Joan Rivers: A Piece of Work doesn’t qualify as a definitive piece of portraiture. You won’t learn that Rivers graduated from Barnard College, where she studied English literature and anthropology. (She’s often filmed in front of shelves lined with books, and you get the impression that she’s read them.) She doesn’t discuss things she’s previously written about, bulimia and attempted suicide. Her appearances as a Red Carpet commentator at awards shows gets short shrift.
I suppose that a documentary such as Joan Rivers: A Piece of Work can seem like one more expression of boundless vanity. “I’ll show you some unflattering moments, so long as you keep looking.” That sort of thing. But Stern and Sundberg get what they came for – a revealing portrait of a woman who has gone where few women before her attempted to go, and where few people of any gender have enjoyed real success.
Odd, too, because you’d hardly expect this directing team to be intrigued by a woman who believes a victory on Donald Trump’s Celebrity Apprentice might be just the thing to revive a fading career. In previous films, Stern and Sundberg dealt with genocide in Darfur (The Devil Came on Horseback) and a man who spent 20 years in jail for a rape and murder he didn’t commit (The Trails of Daryl Hunt).
But Stern and Sundberg are intrigued by Rivers, and so are we. Although it’s not the least of reasons to see this film, Rivers comedy prowess claims a surprising low position on the list of things that make A Piece of Work so damn compelling.
Stern and Sundberg leave us with a telling portrait of a woman who absolutely refuses to go gently into any good night. Seen in that light, Rivers is fighting a battle she – like everyone else – can’t win.

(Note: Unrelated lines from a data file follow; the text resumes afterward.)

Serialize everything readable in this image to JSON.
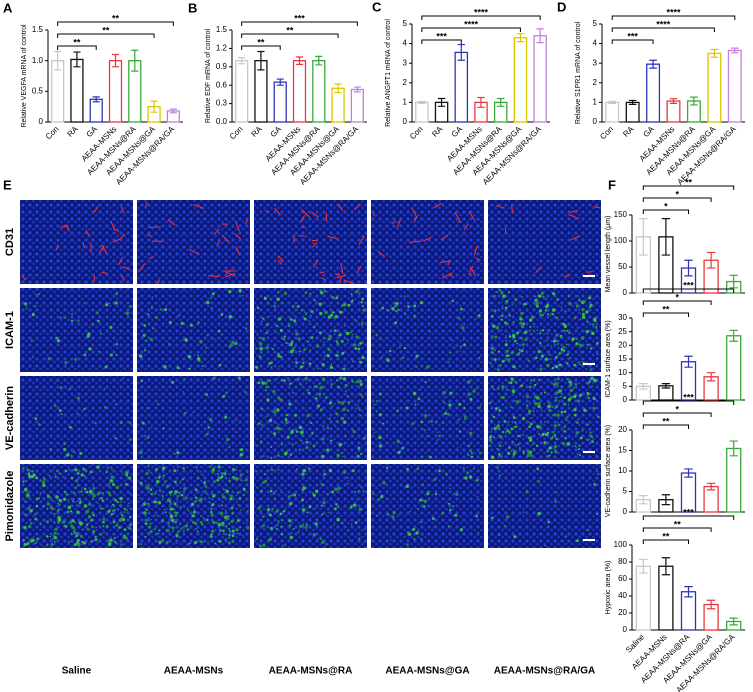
{
  "chart_data": [
    {
      "type": "bar",
      "panel": "A",
      "ylabel": "Relative VEGFA mRNA of control",
      "categories": [
        "Con",
        "RA",
        "GA",
        "AEAA-MSNs",
        "AEAA-MSNs@RA",
        "AEAA-MSNs@GA",
        "AEAA-MSNs@RA/GA"
      ],
      "values": [
        1.0,
        1.02,
        0.37,
        1.0,
        1.0,
        0.25,
        0.18
      ],
      "errors": [
        0.15,
        0.12,
        0.04,
        0.1,
        0.17,
        0.09,
        0.03
      ],
      "colors": [
        "#c8c8c8",
        "#111111",
        "#2b35b5",
        "#e8383d",
        "#3aa83a",
        "#d8c800",
        "#c47fdc"
      ],
      "ylim": [
        0,
        1.5
      ],
      "yticks": [
        0,
        0.5,
        {
          "value": 1,
          "label": "1.0"
        },
        1.5
      ],
      "brackets": [
        {
          "to": "GA",
          "label": "**"
        },
        {
          "to": "AEAA-MSNs@GA",
          "label": "**"
        },
        {
          "to": "AEAA-MSNs@RA/GA",
          "label": "**"
        }
      ]
    },
    {
      "type": "bar",
      "panel": "B",
      "ylabel": "Relative EDF mRNA of control",
      "categories": [
        "Con",
        "RA",
        "GA",
        "AEAA-MSNs",
        "AEAA-MSNs@RA",
        "AEAA-MSNs@GA",
        "AEAA-MSNs@RA/GA"
      ],
      "values": [
        1.0,
        1.0,
        0.65,
        1.0,
        1.0,
        0.55,
        0.53
      ],
      "errors": [
        0.05,
        0.15,
        0.05,
        0.06,
        0.07,
        0.07,
        0.04
      ],
      "colors": [
        "#c8c8c8",
        "#111111",
        "#2b35b5",
        "#e8383d",
        "#3aa83a",
        "#d8c800",
        "#c47fdc"
      ],
      "ylim": [
        0,
        1.5
      ],
      "yticks": [
        {
          "value": 0,
          "label": "0.0"
        },
        0.3,
        0.6,
        0.9,
        1.2,
        1.5
      ],
      "brackets": [
        {
          "to": "GA",
          "label": "**"
        },
        {
          "to": "AEAA-MSNs@GA",
          "label": "**"
        },
        {
          "to": "AEAA-MSNs@RA/GA",
          "label": "***"
        }
      ]
    },
    {
      "type": "bar",
      "panel": "C",
      "ylabel": "Relative ANGPT1 mRNA of control",
      "categories": [
        "Con",
        "RA",
        "GA",
        "AEAA-MSNs",
        "AEAA-MSNs@RA",
        "AEAA-MSNs@GA",
        "AEAA-MSNs@RA/GA"
      ],
      "values": [
        1.0,
        1.0,
        3.55,
        1.0,
        1.0,
        4.3,
        4.4
      ],
      "errors": [
        0.05,
        0.2,
        0.4,
        0.25,
        0.2,
        0.2,
        0.35
      ],
      "colors": [
        "#c8c8c8",
        "#111111",
        "#2b35b5",
        "#e8383d",
        "#3aa83a",
        "#d8c800",
        "#c47fdc"
      ],
      "ylim": [
        0,
        5
      ],
      "yticks": [
        0,
        1,
        2,
        3,
        4,
        5
      ],
      "brackets": [
        {
          "to": "GA",
          "label": "***"
        },
        {
          "to": "AEAA-MSNs@GA",
          "label": "****"
        },
        {
          "to": "AEAA-MSNs@RA/GA",
          "label": "****"
        }
      ]
    },
    {
      "type": "bar",
      "panel": "D",
      "ylabel": "Relative S1PR1 mRNA of control",
      "categories": [
        "Con",
        "RA",
        "GA",
        "AEAA-MSNs",
        "AEAA-MSNs@RA",
        "AEAA-MSNs@GA",
        "AEAA-MSNs@RA/GA"
      ],
      "values": [
        1.0,
        1.0,
        2.95,
        1.07,
        1.07,
        3.5,
        3.65
      ],
      "errors": [
        0.05,
        0.1,
        0.2,
        0.12,
        0.2,
        0.2,
        0.12
      ],
      "colors": [
        "#c8c8c8",
        "#111111",
        "#2b35b5",
        "#e8383d",
        "#3aa83a",
        "#d8c800",
        "#c47fdc"
      ],
      "ylim": [
        0,
        5
      ],
      "yticks": [
        0,
        1,
        2,
        3,
        4,
        5
      ],
      "brackets": [
        {
          "to": "GA",
          "label": "***"
        },
        {
          "to": "AEAA-MSNs@GA",
          "label": "****"
        },
        {
          "to": "AEAA-MSNs@RA/GA",
          "label": "****"
        }
      ]
    },
    {
      "type": "image-grid",
      "panel": "E",
      "rows": [
        "CD31",
        "ICAM-1",
        "VE-cadherin",
        "Pimonidazole"
      ],
      "columns": [
        "Saline",
        "AEAA-MSNs",
        "AEAA-MSNs@RA",
        "AEAA-MSNs@GA",
        "AEAA-MSNs@RA/GA"
      ]
    },
    {
      "type": "bar-panels",
      "panel": "F",
      "categories": [
        "Saline",
        "AEAA-MSNs",
        "AEAA-MSNs@RA",
        "AEAA-MSNs@GA",
        "AEAA-MSNs@RA/GA"
      ],
      "colors": [
        "#c8c8c8",
        "#111111",
        "#2b35b5",
        "#e8383d",
        "#3aa83a"
      ],
      "subplots": [
        {
          "ylabel": "Mean vessel length (μm)",
          "values": [
            108,
            108,
            48,
            63,
            22
          ],
          "errors": [
            35,
            35,
            15,
            15,
            12
          ],
          "ylim": [
            0,
            150
          ],
          "yticks": [
            0,
            50,
            100,
            150
          ],
          "brackets": [
            {
              "to": "AEAA-MSNs@RA",
              "label": "*"
            },
            {
              "to": "AEAA-MSNs@GA",
              "label": "*"
            },
            {
              "to": "AEAA-MSNs@RA/GA",
              "label": "**"
            }
          ]
        },
        {
          "ylabel": "ICAM-1 surface area (%)",
          "values": [
            5,
            5.2,
            14,
            8.5,
            23.5
          ],
          "errors": [
            1,
            0.8,
            2,
            1.5,
            2
          ],
          "ylim": [
            0,
            30
          ],
          "yticks": [
            0,
            5,
            10,
            15,
            20,
            25,
            30
          ],
          "brackets": [
            {
              "to": "AEAA-MSNs@RA",
              "label": "**"
            },
            {
              "to": "AEAA-MSNs@GA",
              "label": "*"
            },
            {
              "to": "AEAA-MSNs@RA/GA",
              "label": "***"
            }
          ]
        },
        {
          "ylabel": "VE-cadherin surface area (%)",
          "values": [
            3,
            3,
            9.5,
            6.2,
            15.5
          ],
          "errors": [
            1,
            1.2,
            1,
            0.8,
            1.8
          ],
          "ylim": [
            0,
            20
          ],
          "yticks": [
            0,
            5,
            10,
            15,
            20
          ],
          "brackets": [
            {
              "to": "AEAA-MSNs@RA",
              "label": "**"
            },
            {
              "to": "AEAA-MSNs@GA",
              "label": "*"
            },
            {
              "to": "AEAA-MSNs@RA/GA",
              "label": "***"
            }
          ]
        },
        {
          "ylabel": "Hypoxic area (%)",
          "values": [
            75,
            75,
            45,
            30,
            10
          ],
          "errors": [
            8,
            10,
            6,
            5,
            4
          ],
          "ylim": [
            0,
            100
          ],
          "yticks": [
            0,
            20,
            40,
            60,
            80,
            100
          ],
          "brackets": [
            {
              "to": "AEAA-MSNs@RA",
              "label": "**"
            },
            {
              "to": "AEAA-MSNs@GA",
              "label": "**"
            },
            {
              "to": "AEAA-MSNs@RA/GA",
              "label": "***"
            }
          ]
        }
      ]
    }
  ]
}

Still, you get the idea that when Rivers does arrive on the other side, she’ll take a first-things-first approach to the transition. She’ll put on make-up, find the best plastic surgeons in the afterlife and look for an audience. On film, Rivers doesn’t talk much about her attitude toward death. I’m guessing, though, that nothing would appall her more than the idea of eternal rest.